We use the median list price in October 2018 on Realtor.com and look at the year-over-year change and compare these changes to the equity gains as a share of the current home values. In October 2018, median list prices declined in several high-priced metro areas compared to one year ago, but these declines are modest compared to the equity gains measured as a percent of the current home value: San Jose-Sunnyvale-Sta. Clara (-0.1%); San Francisco-Oakland-Hayward (0%); Sta. Maria-Sta. Barbara (-7.8%); Salinas ( -6%); Sta. Rosa ( -7.1%); Oxnard-Thousand Oaks-Ventura ( -2.1%). Among the 500 metros tracked by Realtor.com, the steepest decline in the median list price in October from one year ago was Denver-Aurora-Lakewood (10%).

In 301 of the 500 metro areas tracked by Realtor.com (60 percent), the median list price of homes for sale on Realtor.com were still up in October 2018 compared to one year ago.  List prices rose in areas such as Seattle-Tacoma-Bellevue where prices are more affordable than in California ($555,050; 12.1%); Boise City, ID ($330.048; 15%); Indianapolis-Carmel-Anderson, IN ($241,450; 15%); Greensboro-High Point, NC ($223,625; 14.5%);Las Vegas-Henderson-Paradise ($325,000; 14.5%), and Harrisburg-Carlisle, PA ($216,760; 14%).

 

In summary, homeowners have built up a sizable equity since 2012 that is larger relative to the price declines that have occurred thus far in several high-priced metro areas. Moreover, home prices are still appreciating in lower-priced metro areas. Given the strong underlying economic fundamentals in 2018— strong employment growth, the demographic boost from the 25-44 age group which includes the millennials, and safer underwriting standards and level of household debt—it does not yet appear likely that home prices will crash to a level that will wipe out this home equity gain. NAR Chief Economist Lawrence Yun forecasts no recession ahead that could cause a collapse in job growth which will impact the demand for housing.

 


[1] The earliest indicator of the direction of home prices—NAR’s median home prices— rose 4.3 percent in 2018 Q3, the slowest average rate for the quarter since 2012 Q1. The home price indices of the Federal Housing Finance Agency, S&P CoreLogic Case-Shiller, and the U.S. Census Bureau for new 1-family homes also show a slower price appreciation in 2018 Q3 (FHFA, 6.3%; S &P CoreLogic Case-Shiller, 5.7%; U.S. Census Bureau 1-family homes, 2.3%) compared to the pace of appreciation in 2018 Q1.In 500 metro areas tracked by Realtor.com, the median list price of homes for sale declined in 199 metro areas (40 percent), with the largest declines occurring in high-priced metro areas.

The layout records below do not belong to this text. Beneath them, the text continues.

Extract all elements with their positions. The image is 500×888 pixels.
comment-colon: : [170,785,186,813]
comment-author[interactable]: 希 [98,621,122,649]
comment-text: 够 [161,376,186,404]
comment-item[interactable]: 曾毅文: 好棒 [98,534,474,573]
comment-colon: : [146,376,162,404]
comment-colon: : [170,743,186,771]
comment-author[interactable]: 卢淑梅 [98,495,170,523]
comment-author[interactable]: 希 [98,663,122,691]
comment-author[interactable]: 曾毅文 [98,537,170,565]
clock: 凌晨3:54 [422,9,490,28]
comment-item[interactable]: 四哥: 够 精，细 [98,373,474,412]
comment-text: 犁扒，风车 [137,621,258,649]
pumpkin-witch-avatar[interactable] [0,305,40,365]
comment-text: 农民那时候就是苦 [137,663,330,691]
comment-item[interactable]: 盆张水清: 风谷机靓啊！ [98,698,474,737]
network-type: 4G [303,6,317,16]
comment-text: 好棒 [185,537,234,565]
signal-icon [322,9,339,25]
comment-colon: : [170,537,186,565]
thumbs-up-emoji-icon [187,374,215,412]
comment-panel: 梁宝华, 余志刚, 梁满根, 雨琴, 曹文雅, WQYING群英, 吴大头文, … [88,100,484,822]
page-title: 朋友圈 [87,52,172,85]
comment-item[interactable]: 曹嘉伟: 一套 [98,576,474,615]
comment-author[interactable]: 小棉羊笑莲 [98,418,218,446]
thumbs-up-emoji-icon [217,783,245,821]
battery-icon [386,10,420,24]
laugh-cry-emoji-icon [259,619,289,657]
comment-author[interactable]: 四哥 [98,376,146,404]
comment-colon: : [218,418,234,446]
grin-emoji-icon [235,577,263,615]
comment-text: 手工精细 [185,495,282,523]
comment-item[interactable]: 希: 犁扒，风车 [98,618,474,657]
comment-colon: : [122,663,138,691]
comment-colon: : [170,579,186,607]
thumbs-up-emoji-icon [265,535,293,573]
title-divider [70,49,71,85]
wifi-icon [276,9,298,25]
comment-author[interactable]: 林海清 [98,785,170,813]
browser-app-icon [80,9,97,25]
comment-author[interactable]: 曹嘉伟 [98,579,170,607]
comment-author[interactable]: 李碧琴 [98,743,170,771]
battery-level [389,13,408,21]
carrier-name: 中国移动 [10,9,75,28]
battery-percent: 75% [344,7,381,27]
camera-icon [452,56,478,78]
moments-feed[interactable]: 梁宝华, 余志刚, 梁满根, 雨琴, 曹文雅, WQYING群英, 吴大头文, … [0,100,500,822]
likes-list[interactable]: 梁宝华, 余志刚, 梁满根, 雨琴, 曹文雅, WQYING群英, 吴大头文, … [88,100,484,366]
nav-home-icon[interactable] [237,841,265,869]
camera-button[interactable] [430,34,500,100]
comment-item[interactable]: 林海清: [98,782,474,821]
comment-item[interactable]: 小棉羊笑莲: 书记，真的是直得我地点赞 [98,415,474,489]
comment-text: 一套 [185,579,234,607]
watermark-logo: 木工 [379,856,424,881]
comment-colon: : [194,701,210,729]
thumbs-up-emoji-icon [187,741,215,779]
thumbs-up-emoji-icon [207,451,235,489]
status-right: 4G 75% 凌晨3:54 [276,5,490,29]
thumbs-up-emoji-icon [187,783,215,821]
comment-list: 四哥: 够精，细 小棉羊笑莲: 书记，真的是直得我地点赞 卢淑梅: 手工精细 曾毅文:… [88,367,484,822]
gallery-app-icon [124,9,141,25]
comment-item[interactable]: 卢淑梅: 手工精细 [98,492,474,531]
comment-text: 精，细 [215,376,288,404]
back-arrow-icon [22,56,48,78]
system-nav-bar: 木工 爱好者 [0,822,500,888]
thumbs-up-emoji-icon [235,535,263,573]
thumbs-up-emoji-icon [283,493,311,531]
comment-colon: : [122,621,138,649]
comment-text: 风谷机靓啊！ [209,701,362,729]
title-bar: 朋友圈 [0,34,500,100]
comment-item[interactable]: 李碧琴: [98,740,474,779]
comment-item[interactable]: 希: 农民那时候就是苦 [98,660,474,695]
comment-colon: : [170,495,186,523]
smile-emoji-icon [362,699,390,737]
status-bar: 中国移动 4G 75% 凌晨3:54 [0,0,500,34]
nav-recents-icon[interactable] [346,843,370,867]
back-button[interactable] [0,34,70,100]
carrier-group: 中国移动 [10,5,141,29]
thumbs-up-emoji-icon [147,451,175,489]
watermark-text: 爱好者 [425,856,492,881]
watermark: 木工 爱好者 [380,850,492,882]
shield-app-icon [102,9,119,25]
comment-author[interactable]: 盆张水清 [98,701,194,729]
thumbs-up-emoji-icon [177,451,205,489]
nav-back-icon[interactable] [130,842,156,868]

[2] At the current 30-year fixed mortgage rate of 4.83 percent with a 10 percent down payment, every $10,000 decline in home prices results in a saving of $47/month.

[3] I estimated home equity by subtracting the loan balance as of 2018 Q3 to the current home value as of 2018 Q3. I estimated the current home value by applying a home price appreciation factor using FHFA House Price Index (FHFA HPI 2018 Q3/ FHFA HIP 2012 Q1). I assumed that a homeowner purchased a median-priced home in 2012 Q1 at the average median price in 2012 Q1 of $158,333 financed by a 30-year fixed rate mortgage of 3.6 percent (2012 Q1 average) and a 10 percent down payment.